The amount of knowledge that we process and integrate as we age from infancy to adulthood is overwhelming. From walking to learning concrete and abstract concepts, there are endless options for researchers in developmental psychology. At the Laboratory for Infant Studies, our research focuses on the areas of locomotor and perceptual development.

Locomotor Development

How do infants cross obstacles in their environment?

For a baby, most objects in their paths are obstacles that they need to react to and navigate around them. What we want to study are the details of how infants navigate around obstacles. For example, what factors affect their ability to move effectively? How do they balance themselves when crossing barriers?  Age group: 14-16 months old or 24-26 months old and walking independently

How does the changing beat of a metronome affect the cadence of infants’ walking?

Research shows that adults modify their walking speed based on the rhythm of a metronome. What our study looks at is how early this phenomenon occurs in infants. Age group: 3-5 years old and walking independently.

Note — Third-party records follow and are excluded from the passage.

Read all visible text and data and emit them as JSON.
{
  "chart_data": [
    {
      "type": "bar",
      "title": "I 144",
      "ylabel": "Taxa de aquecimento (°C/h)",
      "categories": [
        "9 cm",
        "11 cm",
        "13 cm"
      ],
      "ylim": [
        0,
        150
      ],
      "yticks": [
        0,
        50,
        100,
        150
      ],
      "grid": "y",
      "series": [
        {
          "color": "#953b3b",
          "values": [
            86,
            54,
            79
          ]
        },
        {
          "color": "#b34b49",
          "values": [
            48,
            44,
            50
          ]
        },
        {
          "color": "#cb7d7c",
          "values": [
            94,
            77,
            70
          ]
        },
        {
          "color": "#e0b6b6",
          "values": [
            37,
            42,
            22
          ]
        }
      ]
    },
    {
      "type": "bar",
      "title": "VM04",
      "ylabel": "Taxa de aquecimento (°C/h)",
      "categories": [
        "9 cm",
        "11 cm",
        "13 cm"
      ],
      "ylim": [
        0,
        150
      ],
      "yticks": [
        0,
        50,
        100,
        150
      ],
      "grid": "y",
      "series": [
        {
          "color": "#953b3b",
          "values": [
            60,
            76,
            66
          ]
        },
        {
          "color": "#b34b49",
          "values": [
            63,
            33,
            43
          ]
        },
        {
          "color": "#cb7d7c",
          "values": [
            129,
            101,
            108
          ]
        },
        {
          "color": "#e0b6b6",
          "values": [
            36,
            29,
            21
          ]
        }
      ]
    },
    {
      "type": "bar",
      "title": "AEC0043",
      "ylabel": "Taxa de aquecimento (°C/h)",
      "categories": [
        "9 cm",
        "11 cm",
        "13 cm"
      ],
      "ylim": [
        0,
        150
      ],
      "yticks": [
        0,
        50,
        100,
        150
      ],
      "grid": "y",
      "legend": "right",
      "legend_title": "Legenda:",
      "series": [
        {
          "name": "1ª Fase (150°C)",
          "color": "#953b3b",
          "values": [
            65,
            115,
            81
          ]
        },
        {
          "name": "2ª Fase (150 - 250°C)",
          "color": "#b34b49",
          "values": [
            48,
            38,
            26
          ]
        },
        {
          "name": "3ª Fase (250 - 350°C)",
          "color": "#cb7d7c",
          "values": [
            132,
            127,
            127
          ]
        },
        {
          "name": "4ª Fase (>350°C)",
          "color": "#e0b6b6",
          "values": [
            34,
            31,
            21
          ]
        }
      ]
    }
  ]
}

How do motor skills relate to cognitive development in childhood?

Previous research demonstrates that motor development in infancy predicts later cognitive performance in childhood. Using similar methods as our current locomotion studies, we aim to track how these measures influence later development. This study will be longitudinal which means we would be assessing your child at two different time points, six months apart. Age group: 23-40 months old and walking independently.


Perceptual Development

How do infants perceive and discriminate between different types of object motion?

(1) Research has found that environmental complexity has an impact on infants and children’s ability to perceive and act. In this study, we investigate whether background complexity has an impact on infants’ perception of simple motion displays. Age group: 8-13 months.

(2) Worldly events can be unidirectional–occurring usually in only one direction, or bidirectional–occurring usually in both directions (i.e. both forwards and backwards). In this study, we investigate whether infants are sensitive to the differences between unidirectional and bidirectional movements by showing them displays of people performing simple everyday tasks.  Age group: 8-13 months.